Age-dependent alterations of long-term synaptic plasticity in thyroid-deficient rats

Thyroid hormone deficiency during a critical period of development profoundly affects cognitive functions such as attention, learning, and memory, but the synaptic alterations underlying these deficits remain unexplored. The present study examines the effect of congenital hypothyroidism on long-term synaptic plasticity. This plasticity is believed to be essential for learning and memory and for activity-dependent regulation of synapse formation in the developing brain.

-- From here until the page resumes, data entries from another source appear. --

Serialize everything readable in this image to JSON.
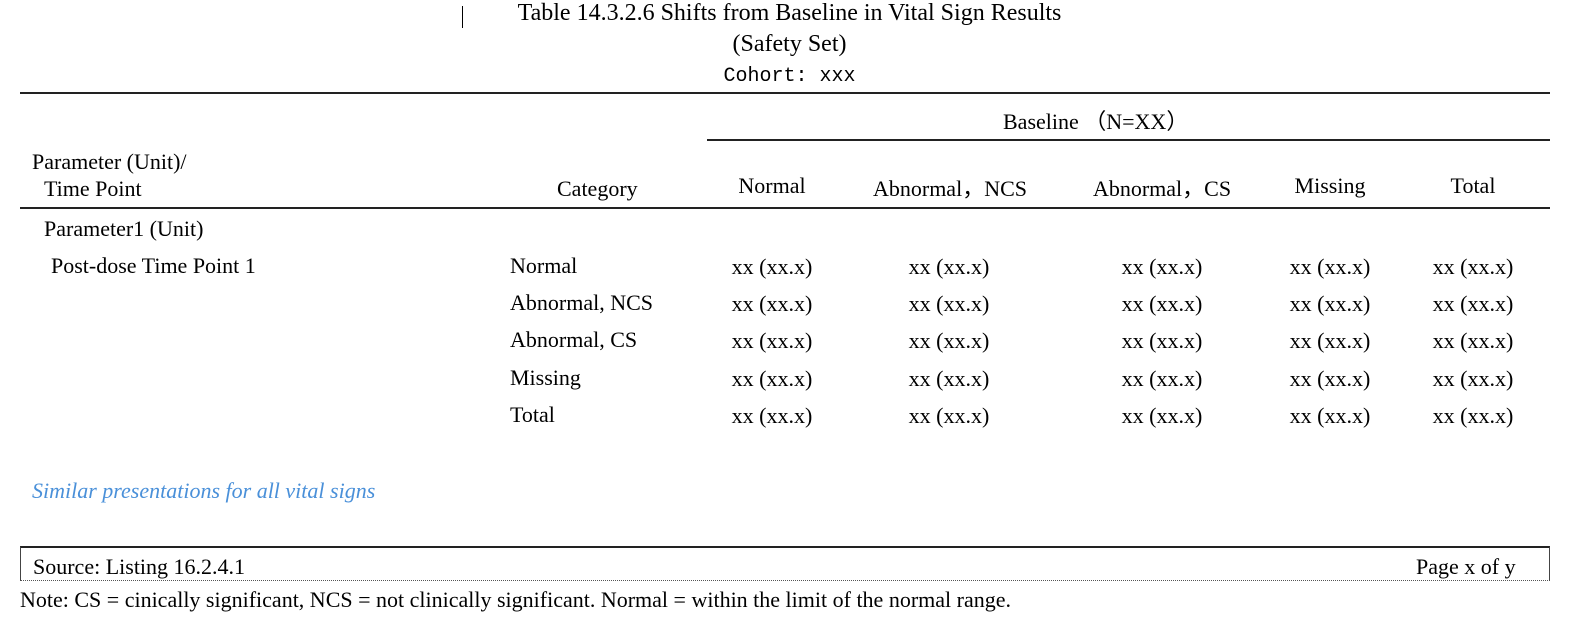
{
  "title": {
    "line1": "Table 14.3.2.6 Shifts from Baseline in Vital Sign Results",
    "line2": "(Safety Set)",
    "line3": "Cohort: xxx"
  },
  "header": {
    "param_line1": "Parameter (Unit)/",
    "param_line2": "Time Point",
    "category": "Category",
    "baseline_group": "Baseline （N=XX）",
    "columns": [
      "Normal",
      "Abnormal，NCS",
      "Abnormal，CS",
      "Missing",
      "Total"
    ]
  },
  "body": {
    "parameter": "Parameter1 (Unit)",
    "time_point": "Post-dose Time Point 1",
    "rows": [
      {
        "category": "Normal",
        "values": [
          "xx (xx.x)",
          "xx (xx.x)",
          "xx (xx.x)",
          "xx (xx.x)",
          "xx (xx.x)"
        ]
      },
      {
        "category": "Abnormal, NCS",
        "values": [
          "xx (xx.x)",
          "xx (xx.x)",
          "xx (xx.x)",
          "xx (xx.x)",
          "xx (xx.x)"
        ]
      },
      {
        "category": "Abnormal, CS",
        "values": [
          "xx (xx.x)",
          "xx (xx.x)",
          "xx (xx.x)",
          "xx (xx.x)",
          "xx (xx.x)"
        ]
      },
      {
        "category": "Missing",
        "values": [
          "xx (xx.x)",
          "xx (xx.x)",
          "xx (xx.x)",
          "xx (xx.x)",
          "xx (xx.x)"
        ]
      },
      {
        "category": "Total",
        "values": [
          "xx (xx.x)",
          "xx (xx.x)",
          "xx (xx.x)",
          "xx (xx.x)",
          "xx (xx.x)"
        ]
      }
    ]
  },
  "similar_note": "Similar presentations for all vital signs",
  "footer": {
    "source": "Source: Listing 16.2.4.1",
    "page": "Page x of y",
    "note": "Note: CS = cinically significant, NCS = not clinically significant. Normal = within the limit of the normal range."
  }
}
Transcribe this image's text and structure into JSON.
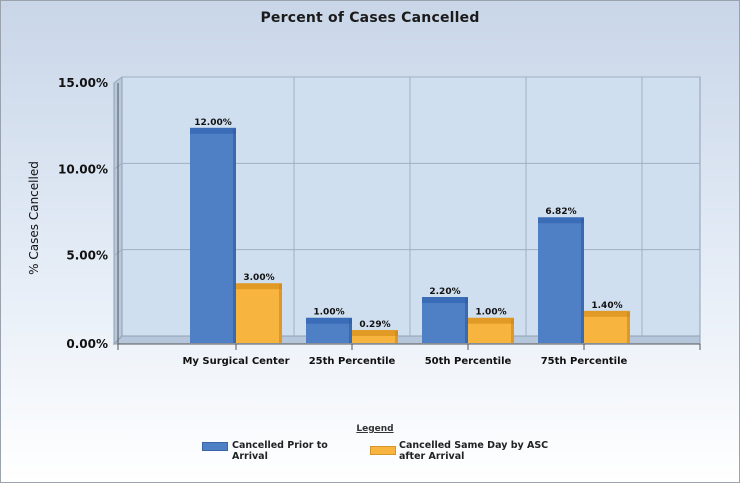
{
  "chart_data": {
    "type": "bar",
    "title": "Percent of Cases Cancelled",
    "xlabel": "",
    "ylabel": "% Cases Cancelled",
    "categories": [
      "My Surgical Center",
      "25th Percentile",
      "50th Percentile",
      "75th Percentile"
    ],
    "series": [
      {
        "name": "Cancelled Prior to Arrival",
        "color": "#4f7fc4",
        "values": [
          12.0,
          1.0,
          2.2,
          6.82
        ],
        "labels": [
          "12.00%",
          "1.00%",
          "2.20%",
          "6.82%"
        ]
      },
      {
        "name": "Cancelled Same Day by ASC after Arrival",
        "color": "#f7b540",
        "values": [
          3.0,
          0.29,
          1.0,
          1.4
        ],
        "labels": [
          "3.00%",
          "0.29%",
          "1.00%",
          "1.40%"
        ]
      }
    ],
    "yticks": [
      {
        "value": 0,
        "label": "0.00%"
      },
      {
        "value": 5,
        "label": "5.00%"
      },
      {
        "value": 10,
        "label": "10.00%"
      },
      {
        "value": 15,
        "label": "15.00%"
      }
    ],
    "ylim": [
      0,
      15
    ],
    "grid": true,
    "legend_title": "Legend",
    "legend_position": "bottom-center"
  }
}
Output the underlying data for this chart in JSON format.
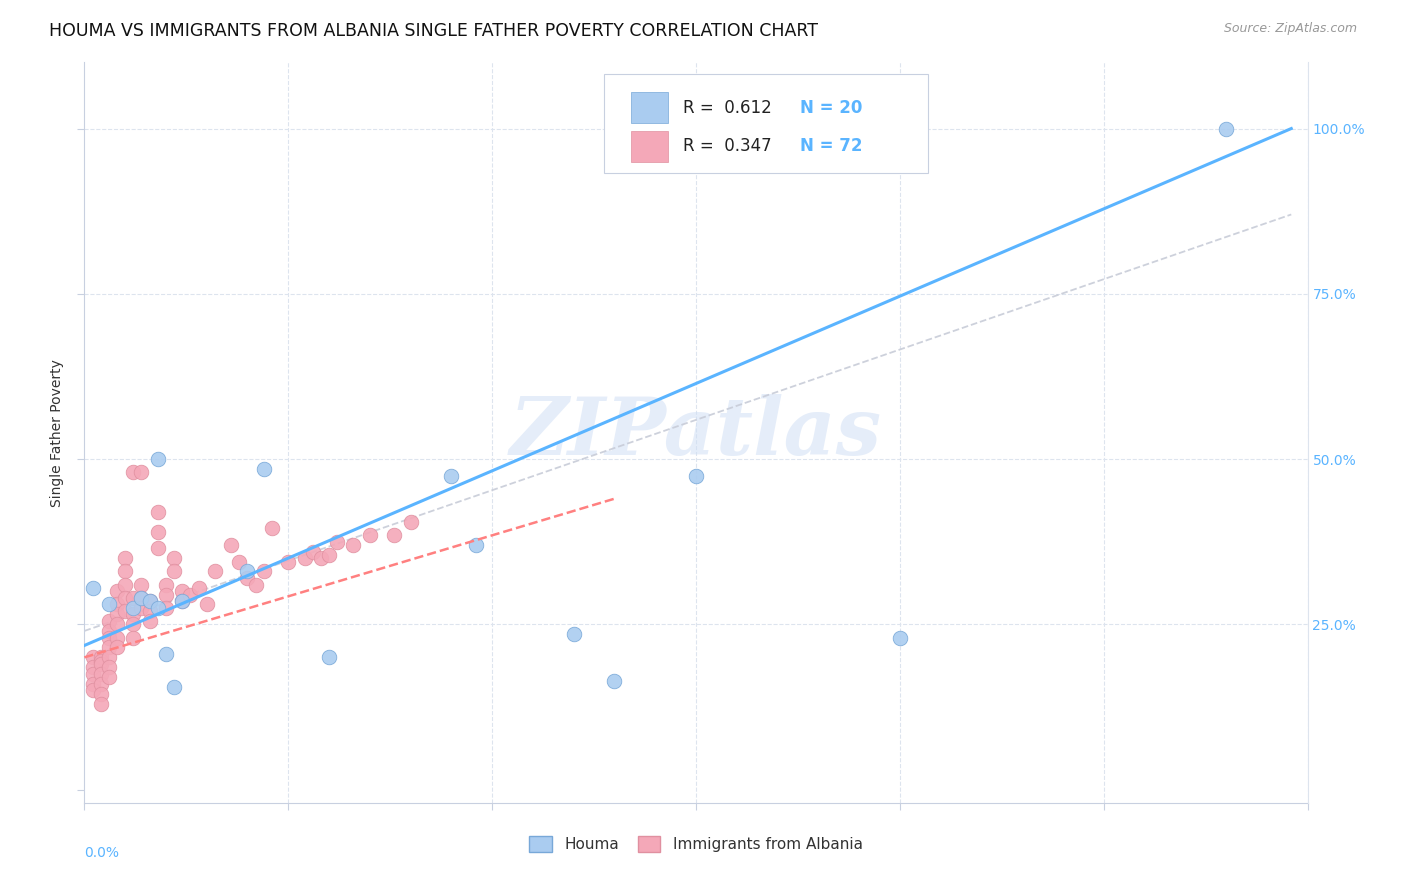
{
  "title": "HOUMA VS IMMIGRANTS FROM ALBANIA SINGLE FATHER POVERTY CORRELATION CHART",
  "source": "Source: ZipAtlas.com",
  "ylabel": "Single Father Poverty",
  "yticks": [
    0.0,
    0.25,
    0.5,
    0.75,
    1.0
  ],
  "ytick_labels": [
    "",
    "25.0%",
    "50.0%",
    "75.0%",
    "100.0%"
  ],
  "xlim": [
    0.0,
    0.15
  ],
  "ylim": [
    -0.02,
    1.1
  ],
  "houma_color": "#aaccf0",
  "albania_color": "#f4a8b8",
  "trend_blue": "#5ab4ff",
  "trend_pink": "#ff8080",
  "ref_color": "#c8ccd8",
  "watermark_color": "#d0dff5",
  "houma_x": [
    0.001,
    0.003,
    0.006,
    0.007,
    0.008,
    0.009,
    0.009,
    0.01,
    0.011,
    0.012,
    0.02,
    0.022,
    0.03,
    0.045,
    0.048,
    0.06,
    0.065,
    0.075,
    0.1,
    0.14
  ],
  "houma_y": [
    0.305,
    0.28,
    0.275,
    0.29,
    0.285,
    0.5,
    0.275,
    0.205,
    0.155,
    0.285,
    0.33,
    0.485,
    0.2,
    0.475,
    0.37,
    0.235,
    0.165,
    0.475,
    0.23,
    1.0
  ],
  "albania_x": [
    0.001,
    0.001,
    0.001,
    0.001,
    0.001,
    0.002,
    0.002,
    0.002,
    0.002,
    0.002,
    0.002,
    0.002,
    0.003,
    0.003,
    0.003,
    0.003,
    0.003,
    0.003,
    0.003,
    0.004,
    0.004,
    0.004,
    0.004,
    0.004,
    0.004,
    0.005,
    0.005,
    0.005,
    0.005,
    0.005,
    0.006,
    0.006,
    0.006,
    0.006,
    0.006,
    0.007,
    0.007,
    0.007,
    0.007,
    0.008,
    0.008,
    0.008,
    0.009,
    0.009,
    0.009,
    0.01,
    0.01,
    0.01,
    0.011,
    0.011,
    0.012,
    0.012,
    0.013,
    0.014,
    0.015,
    0.016,
    0.018,
    0.019,
    0.02,
    0.021,
    0.022,
    0.023,
    0.025,
    0.027,
    0.028,
    0.029,
    0.03,
    0.031,
    0.033,
    0.035,
    0.038,
    0.04
  ],
  "albania_y": [
    0.2,
    0.185,
    0.175,
    0.16,
    0.15,
    0.2,
    0.195,
    0.19,
    0.175,
    0.16,
    0.145,
    0.13,
    0.255,
    0.24,
    0.23,
    0.215,
    0.2,
    0.185,
    0.17,
    0.3,
    0.28,
    0.265,
    0.25,
    0.23,
    0.215,
    0.35,
    0.33,
    0.31,
    0.29,
    0.27,
    0.48,
    0.29,
    0.265,
    0.25,
    0.23,
    0.48,
    0.31,
    0.29,
    0.275,
    0.285,
    0.27,
    0.255,
    0.42,
    0.39,
    0.365,
    0.31,
    0.295,
    0.275,
    0.35,
    0.33,
    0.3,
    0.285,
    0.295,
    0.305,
    0.28,
    0.33,
    0.37,
    0.345,
    0.32,
    0.31,
    0.33,
    0.395,
    0.345,
    0.35,
    0.36,
    0.35,
    0.355,
    0.375,
    0.37,
    0.385,
    0.385,
    0.405
  ],
  "blue_line_x": [
    0.0,
    0.148
  ],
  "blue_line_y": [
    0.218,
    1.0
  ],
  "pink_line_x": [
    0.0,
    0.065
  ],
  "pink_line_y": [
    0.2,
    0.44
  ],
  "ref_line_x": [
    0.0,
    0.148
  ],
  "ref_line_y": [
    0.24,
    0.87
  ],
  "background_color": "#ffffff",
  "grid_color": "#dde4ee",
  "title_fontsize": 12.5,
  "axis_label_fontsize": 10,
  "tick_fontsize": 10
}
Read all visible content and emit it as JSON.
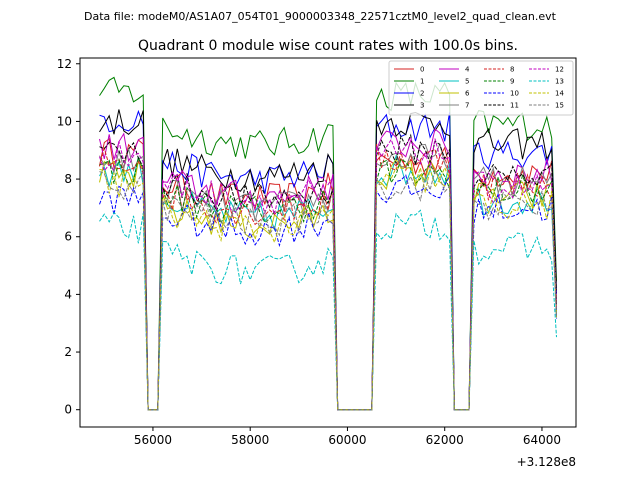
{
  "chart_data": {
    "type": "line",
    "suptitle": "Data file: modeM0/AS1A07_054T01_9000003348_22571cztM0_level2_quad_clean.evt",
    "title": "Quadrant 0 module wise count rates with 100.0s bins.",
    "xlabel": "",
    "ylabel": "",
    "x_offset_label": "+3.128e8",
    "xlim": [
      54500,
      64700
    ],
    "ylim": [
      -0.6,
      12.2
    ],
    "xticks": [
      56000,
      58000,
      60000,
      62000,
      64000
    ],
    "xtick_labels": [
      "56000",
      "58000",
      "60000",
      "62000",
      "64000"
    ],
    "yticks": [
      0,
      2,
      4,
      6,
      8,
      10,
      12
    ],
    "ytick_labels": [
      "0",
      "2",
      "4",
      "6",
      "8",
      "10",
      "12"
    ],
    "bin_width": 100,
    "legend_position": "top-right",
    "segments": [
      {
        "start": 54900,
        "end": 55800
      },
      {
        "start": 56200,
        "end": 59700
      },
      {
        "start": 60600,
        "end": 62100
      },
      {
        "start": 62600,
        "end": 64300
      }
    ],
    "gaps": [
      {
        "start": 55900,
        "end": 56100
      },
      {
        "start": 59800,
        "end": 60500
      },
      {
        "start": 62200,
        "end": 62500
      }
    ],
    "series": [
      {
        "name": "0",
        "color": "#d62020",
        "style": "solid",
        "seg_levels": [
          8.9,
          7.9,
          8.6,
          8.2
        ]
      },
      {
        "name": "1",
        "color": "#008000",
        "style": "solid",
        "seg_levels": [
          11.0,
          9.8,
          10.9,
          9.9
        ]
      },
      {
        "name": "2",
        "color": "#0000ff",
        "style": "solid",
        "seg_levels": [
          10.1,
          8.6,
          9.8,
          8.9
        ]
      },
      {
        "name": "3",
        "color": "#000000",
        "style": "solid",
        "seg_levels": [
          10.0,
          8.7,
          10.0,
          9.2
        ]
      },
      {
        "name": "4",
        "color": "#c000c0",
        "style": "solid",
        "seg_levels": [
          9.1,
          8.0,
          9.2,
          8.2
        ]
      },
      {
        "name": "5",
        "color": "#00c0c0",
        "style": "solid",
        "seg_levels": [
          8.3,
          7.3,
          8.3,
          7.3
        ]
      },
      {
        "name": "6",
        "color": "#c0c000",
        "style": "solid",
        "seg_levels": [
          8.1,
          7.0,
          8.2,
          7.4
        ]
      },
      {
        "name": "7",
        "color": "#7f7f7f",
        "style": "solid",
        "seg_levels": [
          8.6,
          7.6,
          8.7,
          7.9
        ]
      },
      {
        "name": "8",
        "color": "#d62020",
        "style": "dashed",
        "seg_levels": [
          8.6,
          7.5,
          8.7,
          7.8
        ]
      },
      {
        "name": "9",
        "color": "#008000",
        "style": "dashed",
        "seg_levels": [
          8.3,
          7.5,
          8.2,
          7.6
        ]
      },
      {
        "name": "10",
        "color": "#0000ff",
        "style": "dashed",
        "seg_levels": [
          7.3,
          6.8,
          7.6,
          7.0
        ]
      },
      {
        "name": "11",
        "color": "#000000",
        "style": "dashed",
        "seg_levels": [
          8.9,
          7.9,
          9.0,
          8.1
        ]
      },
      {
        "name": "12",
        "color": "#c000c0",
        "style": "dashed",
        "seg_levels": [
          8.8,
          7.9,
          8.9,
          7.7
        ]
      },
      {
        "name": "13",
        "color": "#00c0c0",
        "style": "dashed",
        "seg_levels": [
          6.3,
          5.4,
          6.4,
          5.6
        ]
      },
      {
        "name": "14",
        "color": "#c0c000",
        "style": "dashed",
        "seg_levels": [
          7.9,
          6.9,
          8.0,
          7.1
        ]
      },
      {
        "name": "15",
        "color": "#7f7f7f",
        "style": "dashed",
        "seg_levels": [
          7.8,
          7.1,
          7.8,
          7.1
        ]
      }
    ]
  }
}
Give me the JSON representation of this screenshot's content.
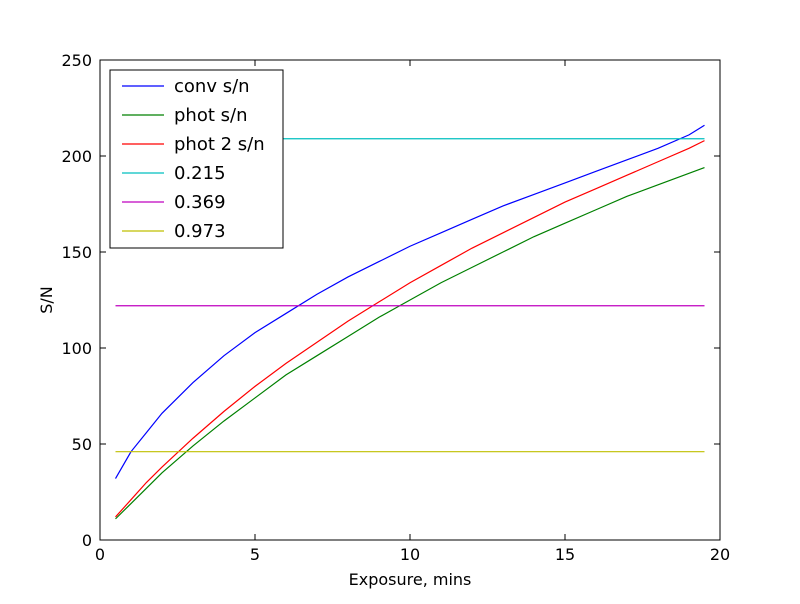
{
  "chart_data": {
    "type": "line",
    "title": "",
    "xlabel": "Exposure, mins",
    "ylabel": "S/N",
    "xlim": [
      0,
      20
    ],
    "ylim": [
      0,
      250
    ],
    "xticks": [
      0,
      5,
      10,
      15,
      20
    ],
    "yticks": [
      0,
      50,
      100,
      150,
      200,
      250
    ],
    "xtick_labels": [
      "0",
      "5",
      "10",
      "15",
      "20"
    ],
    "ytick_labels": [
      "0",
      "50",
      "100",
      "150",
      "200",
      "250"
    ],
    "grid": false,
    "legend_position": "top-left",
    "x": [
      0.5,
      1,
      1.5,
      2,
      3,
      4,
      5,
      6,
      7,
      8,
      9,
      10,
      11,
      12,
      13,
      14,
      15,
      16,
      17,
      18,
      19,
      19.5
    ],
    "series": [
      {
        "name": "conv s/n",
        "color": "#0000ff",
        "values": [
          32,
          46,
          56,
          66,
          82,
          96,
          108,
          118,
          128,
          137,
          145,
          153,
          160,
          167,
          174,
          180,
          186,
          192,
          198,
          204,
          211,
          216
        ]
      },
      {
        "name": "phot s/n",
        "color": "#008000",
        "values": [
          11,
          19,
          27,
          35,
          49,
          62,
          74,
          86,
          96,
          106,
          116,
          125,
          134,
          142,
          150,
          158,
          165,
          172,
          179,
          185,
          191,
          194
        ]
      },
      {
        "name": "phot 2 s/n",
        "color": "#ff0000",
        "values": [
          12,
          21,
          30,
          38,
          53,
          67,
          80,
          92,
          103,
          114,
          124,
          134,
          143,
          152,
          160,
          168,
          176,
          183,
          190,
          197,
          204,
          208
        ]
      },
      {
        "name": "0.215",
        "color": "#00bfbf",
        "x": [
          0.5,
          19.5
        ],
        "values": [
          209,
          209
        ]
      },
      {
        "name": "0.369",
        "color": "#bf00bf",
        "x": [
          0.5,
          19.5
        ],
        "values": [
          122,
          122
        ]
      },
      {
        "name": "0.973",
        "color": "#bfbf00",
        "x": [
          0.5,
          19.5
        ],
        "values": [
          46,
          46
        ]
      }
    ]
  }
}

We found that the neonatal expression of long-term potentiation (LTP), long-term depression (LTD), depotentiation, and de-depression in hippocampal slices from hypothyroid animals was similar to that of controls. To examine the postnatal development of these plasticities, we used slices from neonatal (2-3 weeks) and adult (7-8 weeks) rats. This work demonstrates that the ability to express all these forms of synaptic plasticity is reduced in an age-dependent manner in control rats. LTP and depotentiation are also downregulated in adult hypothyroid rats, but we have found that de-depression is not affected during maturation. In addition, these animals express LTD at ages at which controls fail to induce it. In contrast, input/output experiments have shown greater levels of basal synaptic efficacy in hypothyroid adults, and this effect is probably related to the higher probability of release observed by paired-pulse experiments. Nevertheless, these effects appear to be unrelated to the differences observed in long-term synaptic plasticity, as no correlation was found between basal synaptic efficacy and the degree of LTD and de-depression. Furthermore, the NMDA-receptor antagonist amino-phosphonopentanoic acid (APV) completely blocked LTD, which suggests a postsynaptic locus of this alteration. Because LTD has been associated with novelty acquisition, we suggest that the greater LTD observed in adult hypothyroid rats might be related to the hyperactivity of these animals. However, other possibilities such as a retarded maturation of synaptic plasticity must be taken into account. (C) 2003 Wiley-Liss, Inc.